Thurgood Marshall
Biography
Thurgood Marshall was born July 2, 1908, his great grandfather was enslaved and both of his parents worked low-paying jobs, catering to others and teaching kindergarten. His father would visit the local courthouse after work and listen to cases later to repeat the lawyer's arguments to his sons. Thurgood was a student at Baltimore’s Colored High and Training school (later to be known as Frederick Douglas High School) being above average. After high school, he attended Lincoln University later applying to the University of Maryland Law school only to be rejected despite his over qualifications due to race. He would attend Howard University Law in Washington D.C and another well-known Black School.
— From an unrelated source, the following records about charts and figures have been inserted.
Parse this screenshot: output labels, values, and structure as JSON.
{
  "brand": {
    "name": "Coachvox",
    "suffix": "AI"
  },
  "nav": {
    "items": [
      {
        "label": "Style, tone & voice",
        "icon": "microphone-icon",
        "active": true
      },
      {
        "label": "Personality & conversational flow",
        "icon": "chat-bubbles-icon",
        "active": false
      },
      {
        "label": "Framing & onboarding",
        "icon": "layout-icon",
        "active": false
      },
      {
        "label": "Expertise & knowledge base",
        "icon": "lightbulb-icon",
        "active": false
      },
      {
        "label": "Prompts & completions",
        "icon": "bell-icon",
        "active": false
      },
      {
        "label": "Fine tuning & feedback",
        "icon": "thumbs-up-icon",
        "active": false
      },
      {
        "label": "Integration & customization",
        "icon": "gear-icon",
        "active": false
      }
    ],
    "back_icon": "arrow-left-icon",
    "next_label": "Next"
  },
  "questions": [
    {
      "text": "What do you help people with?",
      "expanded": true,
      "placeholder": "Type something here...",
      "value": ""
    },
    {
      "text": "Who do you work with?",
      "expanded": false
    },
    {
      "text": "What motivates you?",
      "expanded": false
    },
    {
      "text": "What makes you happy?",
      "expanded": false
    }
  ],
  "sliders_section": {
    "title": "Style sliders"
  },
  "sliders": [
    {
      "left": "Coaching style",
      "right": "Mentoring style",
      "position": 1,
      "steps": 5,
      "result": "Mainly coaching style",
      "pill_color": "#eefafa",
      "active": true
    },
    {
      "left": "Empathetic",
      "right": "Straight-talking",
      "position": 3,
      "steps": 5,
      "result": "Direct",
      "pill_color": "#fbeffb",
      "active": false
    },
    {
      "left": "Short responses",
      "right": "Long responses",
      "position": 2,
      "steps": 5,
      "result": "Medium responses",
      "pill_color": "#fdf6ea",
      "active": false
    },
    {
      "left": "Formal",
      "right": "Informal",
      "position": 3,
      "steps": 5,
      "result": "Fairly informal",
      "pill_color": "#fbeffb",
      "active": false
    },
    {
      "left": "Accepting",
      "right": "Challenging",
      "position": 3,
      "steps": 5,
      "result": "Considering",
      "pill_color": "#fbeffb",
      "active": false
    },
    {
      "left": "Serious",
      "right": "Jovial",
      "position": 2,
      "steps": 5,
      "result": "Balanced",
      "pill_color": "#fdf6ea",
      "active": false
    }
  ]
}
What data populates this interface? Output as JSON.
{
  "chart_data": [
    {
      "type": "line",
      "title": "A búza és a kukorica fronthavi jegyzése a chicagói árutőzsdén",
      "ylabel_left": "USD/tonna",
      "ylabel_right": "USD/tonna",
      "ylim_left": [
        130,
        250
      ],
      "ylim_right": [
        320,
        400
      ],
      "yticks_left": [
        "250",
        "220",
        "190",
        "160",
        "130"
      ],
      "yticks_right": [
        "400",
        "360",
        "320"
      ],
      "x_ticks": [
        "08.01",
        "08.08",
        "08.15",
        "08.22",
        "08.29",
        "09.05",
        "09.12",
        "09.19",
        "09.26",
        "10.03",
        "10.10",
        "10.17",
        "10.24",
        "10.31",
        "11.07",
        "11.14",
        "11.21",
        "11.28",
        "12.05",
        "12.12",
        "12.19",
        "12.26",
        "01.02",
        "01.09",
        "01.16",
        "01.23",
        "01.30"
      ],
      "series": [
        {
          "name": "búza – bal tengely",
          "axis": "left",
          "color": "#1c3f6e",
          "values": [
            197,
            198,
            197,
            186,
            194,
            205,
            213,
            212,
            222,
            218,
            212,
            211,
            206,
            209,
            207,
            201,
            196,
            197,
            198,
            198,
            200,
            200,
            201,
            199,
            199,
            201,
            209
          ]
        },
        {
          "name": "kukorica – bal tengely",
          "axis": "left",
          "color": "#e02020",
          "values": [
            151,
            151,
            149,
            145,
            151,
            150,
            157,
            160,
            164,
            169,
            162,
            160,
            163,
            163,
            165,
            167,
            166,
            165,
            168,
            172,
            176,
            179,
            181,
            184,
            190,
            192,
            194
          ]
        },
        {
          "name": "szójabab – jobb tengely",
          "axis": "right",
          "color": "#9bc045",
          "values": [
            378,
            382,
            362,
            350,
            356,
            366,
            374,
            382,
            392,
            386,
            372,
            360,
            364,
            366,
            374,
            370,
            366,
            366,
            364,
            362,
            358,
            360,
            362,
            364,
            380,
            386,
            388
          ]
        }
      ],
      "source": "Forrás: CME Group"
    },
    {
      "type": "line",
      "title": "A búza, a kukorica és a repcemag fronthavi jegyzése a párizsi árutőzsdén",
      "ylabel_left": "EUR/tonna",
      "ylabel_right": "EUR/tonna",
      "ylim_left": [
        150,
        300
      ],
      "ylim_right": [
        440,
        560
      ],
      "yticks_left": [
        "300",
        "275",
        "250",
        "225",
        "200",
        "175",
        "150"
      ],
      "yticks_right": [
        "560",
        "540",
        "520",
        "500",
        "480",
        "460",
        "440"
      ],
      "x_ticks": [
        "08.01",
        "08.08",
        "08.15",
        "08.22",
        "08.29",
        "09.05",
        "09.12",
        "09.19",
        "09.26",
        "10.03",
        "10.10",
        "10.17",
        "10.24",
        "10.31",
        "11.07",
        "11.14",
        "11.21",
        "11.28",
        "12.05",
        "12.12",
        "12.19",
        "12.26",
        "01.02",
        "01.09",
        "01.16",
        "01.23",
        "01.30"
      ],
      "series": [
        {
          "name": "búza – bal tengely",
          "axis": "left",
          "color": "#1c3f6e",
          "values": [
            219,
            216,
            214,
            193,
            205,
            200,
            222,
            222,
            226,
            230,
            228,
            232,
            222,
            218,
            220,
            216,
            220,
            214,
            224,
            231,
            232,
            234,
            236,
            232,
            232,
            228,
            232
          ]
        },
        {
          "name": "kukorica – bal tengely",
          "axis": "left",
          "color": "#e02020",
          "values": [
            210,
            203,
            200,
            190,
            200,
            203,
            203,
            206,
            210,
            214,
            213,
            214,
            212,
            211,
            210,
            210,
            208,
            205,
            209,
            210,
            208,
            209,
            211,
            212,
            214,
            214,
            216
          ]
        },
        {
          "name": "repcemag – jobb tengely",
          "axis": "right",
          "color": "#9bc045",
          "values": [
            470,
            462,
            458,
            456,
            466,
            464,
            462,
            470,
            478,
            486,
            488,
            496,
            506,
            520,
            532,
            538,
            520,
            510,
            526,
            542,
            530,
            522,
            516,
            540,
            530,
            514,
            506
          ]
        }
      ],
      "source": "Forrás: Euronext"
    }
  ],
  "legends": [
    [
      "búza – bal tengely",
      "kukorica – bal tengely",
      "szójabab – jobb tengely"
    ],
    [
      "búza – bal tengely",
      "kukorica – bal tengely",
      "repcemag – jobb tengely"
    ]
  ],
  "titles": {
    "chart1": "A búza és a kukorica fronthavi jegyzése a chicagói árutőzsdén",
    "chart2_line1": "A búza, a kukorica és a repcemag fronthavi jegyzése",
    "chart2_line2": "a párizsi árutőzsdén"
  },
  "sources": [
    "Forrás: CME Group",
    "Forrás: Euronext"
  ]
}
In 1934 Marshall started working at the Baltimore branch of the National Association for the Advancement of Colored People (NAACP). He won an assortment of cases in which helped strike down many forms of legalized racism helping to inspire the American Civil Rights Movement. In 1961 Thurgood was appointed as a Judge on the United States Court of Appeals by President John F.Kennedy serving until 1965 when becoming the Solicitor General later to be nominated in 1966 by President Johnson for the Supreme Court and appointed in 1967 becoming the first African-American Supreme Court Justice. He served the court for 24 years winning 29 out of the 32 cases he argued, he retired in 1991 and died of heart failure on January 24, 1993, at the age of 84.